International News Updates
The Canadian Task Force on Marijuana Legalization and Regulation released its recommendations on how Canada’s forthcoming adult-use system should operate, which included some interesting takeaways. Full federal and provincial regulations should be established, the report says, with provinces enforcing regulations. In an effort to curb the black market, the group also recommends that adults 18 and older be legally able to buy cannabis. Overall, regulations will be approached with a public health rather than criminal focus. All current laws and penalties will continue to be upheld in the interim, officials said, and the recommendations made no mention of amnesty for individuals charged with or convicted of cannabis crimes.
The Dáil passed the People Before Profit Cannabis for Medicinal Use Regulation Bill 2016 through its second stage with hardly opposition. Dr. Mike Barnes, a neurology professor at Newcastle University, was commissioned, along with his daughter, National Health Service clinical psychologist Dr. Jennifer Barnes, to create a scientific report on the effectiveness and safety of cannabis as medicine. The report covers a wide range of ailments and evidence. “Overall, we conclude that there is considerable literature demonstrating the efficacy of cannabis and/or available cannabis products in a number of important indications,” the authors wrote.

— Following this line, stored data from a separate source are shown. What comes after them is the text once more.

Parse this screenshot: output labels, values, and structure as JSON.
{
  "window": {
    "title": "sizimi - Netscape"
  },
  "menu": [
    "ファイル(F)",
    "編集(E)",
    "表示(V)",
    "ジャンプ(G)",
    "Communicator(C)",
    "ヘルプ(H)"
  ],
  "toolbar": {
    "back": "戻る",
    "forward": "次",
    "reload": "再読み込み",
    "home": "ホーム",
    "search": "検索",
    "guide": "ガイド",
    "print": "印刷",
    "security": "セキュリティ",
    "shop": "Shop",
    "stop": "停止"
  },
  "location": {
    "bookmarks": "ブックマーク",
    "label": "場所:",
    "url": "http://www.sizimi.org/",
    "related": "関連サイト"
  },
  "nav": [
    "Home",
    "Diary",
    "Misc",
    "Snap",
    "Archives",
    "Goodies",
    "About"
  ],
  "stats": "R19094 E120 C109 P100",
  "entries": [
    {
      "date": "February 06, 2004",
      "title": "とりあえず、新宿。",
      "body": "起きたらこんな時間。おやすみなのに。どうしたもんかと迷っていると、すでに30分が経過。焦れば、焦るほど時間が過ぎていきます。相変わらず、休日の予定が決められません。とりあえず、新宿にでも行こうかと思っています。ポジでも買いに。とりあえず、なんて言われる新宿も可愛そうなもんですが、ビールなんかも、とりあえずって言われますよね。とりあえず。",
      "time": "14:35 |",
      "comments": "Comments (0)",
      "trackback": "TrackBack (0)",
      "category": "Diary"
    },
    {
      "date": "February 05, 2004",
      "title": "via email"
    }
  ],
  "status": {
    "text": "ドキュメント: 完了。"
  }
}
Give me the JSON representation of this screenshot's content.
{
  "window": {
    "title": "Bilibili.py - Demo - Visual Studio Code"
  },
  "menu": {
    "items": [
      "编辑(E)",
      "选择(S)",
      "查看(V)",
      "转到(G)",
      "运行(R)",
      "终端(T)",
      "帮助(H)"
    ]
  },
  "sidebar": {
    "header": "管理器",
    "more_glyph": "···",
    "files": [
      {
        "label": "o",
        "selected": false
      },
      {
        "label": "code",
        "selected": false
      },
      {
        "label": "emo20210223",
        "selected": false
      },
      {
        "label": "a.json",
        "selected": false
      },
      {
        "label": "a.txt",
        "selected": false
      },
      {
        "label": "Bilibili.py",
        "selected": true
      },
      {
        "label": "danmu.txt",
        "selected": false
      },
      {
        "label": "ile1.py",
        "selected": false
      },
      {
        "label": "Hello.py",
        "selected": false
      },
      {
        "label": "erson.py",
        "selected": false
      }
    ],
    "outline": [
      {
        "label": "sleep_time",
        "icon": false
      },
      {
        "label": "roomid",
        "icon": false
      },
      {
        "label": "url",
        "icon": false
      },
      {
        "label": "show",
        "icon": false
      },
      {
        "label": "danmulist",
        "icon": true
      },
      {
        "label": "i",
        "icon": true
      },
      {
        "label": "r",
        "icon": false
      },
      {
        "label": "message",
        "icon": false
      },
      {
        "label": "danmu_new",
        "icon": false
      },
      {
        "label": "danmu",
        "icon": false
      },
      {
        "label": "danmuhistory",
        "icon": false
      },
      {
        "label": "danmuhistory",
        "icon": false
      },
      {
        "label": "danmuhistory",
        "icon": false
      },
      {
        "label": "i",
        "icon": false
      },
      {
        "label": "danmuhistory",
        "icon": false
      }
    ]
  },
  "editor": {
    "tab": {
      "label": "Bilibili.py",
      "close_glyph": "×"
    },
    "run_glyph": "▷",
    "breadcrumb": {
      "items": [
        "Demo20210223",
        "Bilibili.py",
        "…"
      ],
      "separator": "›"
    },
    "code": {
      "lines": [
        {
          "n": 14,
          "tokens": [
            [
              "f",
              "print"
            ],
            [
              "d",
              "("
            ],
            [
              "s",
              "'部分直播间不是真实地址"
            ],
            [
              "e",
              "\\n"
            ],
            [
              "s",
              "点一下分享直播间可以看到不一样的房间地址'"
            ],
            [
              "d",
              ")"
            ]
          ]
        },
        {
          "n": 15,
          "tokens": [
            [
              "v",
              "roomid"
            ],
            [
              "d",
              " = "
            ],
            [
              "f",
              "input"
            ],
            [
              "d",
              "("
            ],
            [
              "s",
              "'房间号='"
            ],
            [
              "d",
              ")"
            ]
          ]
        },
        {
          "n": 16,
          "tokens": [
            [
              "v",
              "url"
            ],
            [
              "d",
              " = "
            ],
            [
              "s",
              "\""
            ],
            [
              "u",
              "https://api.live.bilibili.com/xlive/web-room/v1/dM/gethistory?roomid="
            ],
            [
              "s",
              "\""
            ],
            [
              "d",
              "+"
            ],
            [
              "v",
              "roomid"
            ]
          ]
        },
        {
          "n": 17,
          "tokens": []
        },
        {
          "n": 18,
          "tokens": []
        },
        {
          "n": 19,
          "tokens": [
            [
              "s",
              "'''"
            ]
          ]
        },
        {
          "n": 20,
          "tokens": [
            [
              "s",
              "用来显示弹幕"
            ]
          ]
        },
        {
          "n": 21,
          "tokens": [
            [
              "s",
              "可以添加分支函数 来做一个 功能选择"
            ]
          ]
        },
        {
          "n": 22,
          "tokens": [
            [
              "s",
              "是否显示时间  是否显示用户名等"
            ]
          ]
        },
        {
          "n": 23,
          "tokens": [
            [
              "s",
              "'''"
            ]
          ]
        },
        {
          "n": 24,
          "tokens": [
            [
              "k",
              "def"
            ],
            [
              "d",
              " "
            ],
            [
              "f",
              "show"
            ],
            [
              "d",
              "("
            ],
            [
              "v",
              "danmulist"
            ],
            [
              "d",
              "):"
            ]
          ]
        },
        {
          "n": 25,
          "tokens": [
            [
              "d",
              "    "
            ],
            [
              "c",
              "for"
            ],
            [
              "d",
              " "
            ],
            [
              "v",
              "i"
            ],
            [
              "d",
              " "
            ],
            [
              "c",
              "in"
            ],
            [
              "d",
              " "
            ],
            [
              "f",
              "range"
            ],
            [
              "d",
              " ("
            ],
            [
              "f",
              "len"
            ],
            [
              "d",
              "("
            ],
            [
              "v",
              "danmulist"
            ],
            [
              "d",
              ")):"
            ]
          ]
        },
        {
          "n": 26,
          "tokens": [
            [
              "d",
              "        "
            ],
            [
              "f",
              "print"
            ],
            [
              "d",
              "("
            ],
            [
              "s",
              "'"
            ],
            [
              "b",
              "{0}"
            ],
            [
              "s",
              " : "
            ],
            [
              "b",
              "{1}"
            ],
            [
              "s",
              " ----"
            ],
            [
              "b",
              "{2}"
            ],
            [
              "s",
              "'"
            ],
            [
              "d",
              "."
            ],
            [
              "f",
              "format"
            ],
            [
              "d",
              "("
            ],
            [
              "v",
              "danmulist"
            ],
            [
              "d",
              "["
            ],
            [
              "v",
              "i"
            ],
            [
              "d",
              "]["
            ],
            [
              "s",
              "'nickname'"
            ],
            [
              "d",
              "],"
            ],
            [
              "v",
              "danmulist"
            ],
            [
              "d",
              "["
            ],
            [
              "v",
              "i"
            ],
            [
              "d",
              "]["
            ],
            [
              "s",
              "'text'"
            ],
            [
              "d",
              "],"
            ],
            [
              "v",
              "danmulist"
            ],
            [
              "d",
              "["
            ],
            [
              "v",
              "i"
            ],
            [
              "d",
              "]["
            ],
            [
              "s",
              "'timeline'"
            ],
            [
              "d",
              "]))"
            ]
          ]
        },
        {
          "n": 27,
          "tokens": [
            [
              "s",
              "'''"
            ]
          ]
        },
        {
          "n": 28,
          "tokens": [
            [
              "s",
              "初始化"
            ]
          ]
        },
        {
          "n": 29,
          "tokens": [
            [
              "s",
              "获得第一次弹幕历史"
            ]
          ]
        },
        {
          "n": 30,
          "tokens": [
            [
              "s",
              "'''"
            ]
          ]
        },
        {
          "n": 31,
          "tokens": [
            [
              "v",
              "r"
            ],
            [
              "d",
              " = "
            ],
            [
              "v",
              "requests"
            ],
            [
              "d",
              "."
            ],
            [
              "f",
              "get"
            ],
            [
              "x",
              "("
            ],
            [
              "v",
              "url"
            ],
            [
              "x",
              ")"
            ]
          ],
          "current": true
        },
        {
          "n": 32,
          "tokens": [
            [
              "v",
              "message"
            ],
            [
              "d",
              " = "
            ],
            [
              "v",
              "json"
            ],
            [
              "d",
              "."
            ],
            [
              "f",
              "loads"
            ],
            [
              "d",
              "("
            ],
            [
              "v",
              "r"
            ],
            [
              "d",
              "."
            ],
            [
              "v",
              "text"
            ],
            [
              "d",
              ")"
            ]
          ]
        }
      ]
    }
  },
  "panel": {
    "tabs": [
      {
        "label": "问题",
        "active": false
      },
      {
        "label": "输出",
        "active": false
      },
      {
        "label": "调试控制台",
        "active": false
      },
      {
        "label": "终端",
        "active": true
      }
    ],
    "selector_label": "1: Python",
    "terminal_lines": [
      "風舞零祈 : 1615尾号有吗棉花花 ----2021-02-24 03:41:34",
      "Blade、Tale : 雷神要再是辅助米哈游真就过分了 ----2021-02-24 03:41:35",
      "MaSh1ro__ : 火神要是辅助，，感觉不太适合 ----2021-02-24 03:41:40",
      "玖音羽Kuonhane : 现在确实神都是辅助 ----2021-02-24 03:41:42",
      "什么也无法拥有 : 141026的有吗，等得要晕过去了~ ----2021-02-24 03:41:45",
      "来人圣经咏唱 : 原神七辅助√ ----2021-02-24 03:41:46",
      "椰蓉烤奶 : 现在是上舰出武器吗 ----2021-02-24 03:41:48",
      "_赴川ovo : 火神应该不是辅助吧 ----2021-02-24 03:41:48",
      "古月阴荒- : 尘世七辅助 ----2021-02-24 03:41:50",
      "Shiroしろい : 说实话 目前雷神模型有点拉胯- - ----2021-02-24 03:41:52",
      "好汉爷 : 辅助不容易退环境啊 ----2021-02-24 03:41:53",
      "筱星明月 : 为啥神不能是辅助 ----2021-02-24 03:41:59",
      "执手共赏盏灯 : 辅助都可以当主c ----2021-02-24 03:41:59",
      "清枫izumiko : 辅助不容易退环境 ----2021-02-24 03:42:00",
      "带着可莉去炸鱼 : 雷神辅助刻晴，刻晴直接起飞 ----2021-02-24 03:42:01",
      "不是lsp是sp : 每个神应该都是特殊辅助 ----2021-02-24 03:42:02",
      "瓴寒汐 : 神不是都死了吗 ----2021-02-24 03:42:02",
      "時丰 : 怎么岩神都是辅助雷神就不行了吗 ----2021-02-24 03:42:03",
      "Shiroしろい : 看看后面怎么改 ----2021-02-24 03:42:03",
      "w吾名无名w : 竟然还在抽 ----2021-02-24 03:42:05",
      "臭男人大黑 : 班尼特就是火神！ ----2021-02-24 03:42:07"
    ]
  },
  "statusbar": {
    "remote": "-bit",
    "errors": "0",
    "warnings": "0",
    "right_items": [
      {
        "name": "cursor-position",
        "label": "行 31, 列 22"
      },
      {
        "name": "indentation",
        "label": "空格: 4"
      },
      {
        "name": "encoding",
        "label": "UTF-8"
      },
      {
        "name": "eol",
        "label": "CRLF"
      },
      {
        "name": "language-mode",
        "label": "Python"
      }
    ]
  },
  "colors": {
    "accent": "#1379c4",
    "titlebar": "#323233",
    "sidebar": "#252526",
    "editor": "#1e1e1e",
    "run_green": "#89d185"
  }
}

The Mexican Senate on Tuesday overwhelmingly passed a bill approving the use of marijuana for medicinal purposes, the latest in a series of legal changes and court rulings that have somewhat relaxed cannabis laws in Mexico. The Senate said in a statement summarizing the debate that the measure directs the Health Department to “design public policies to regulate the medicinal use of this plant and its derivatives.” The legislation now goes to the lower Chamber of Deputies for consideration.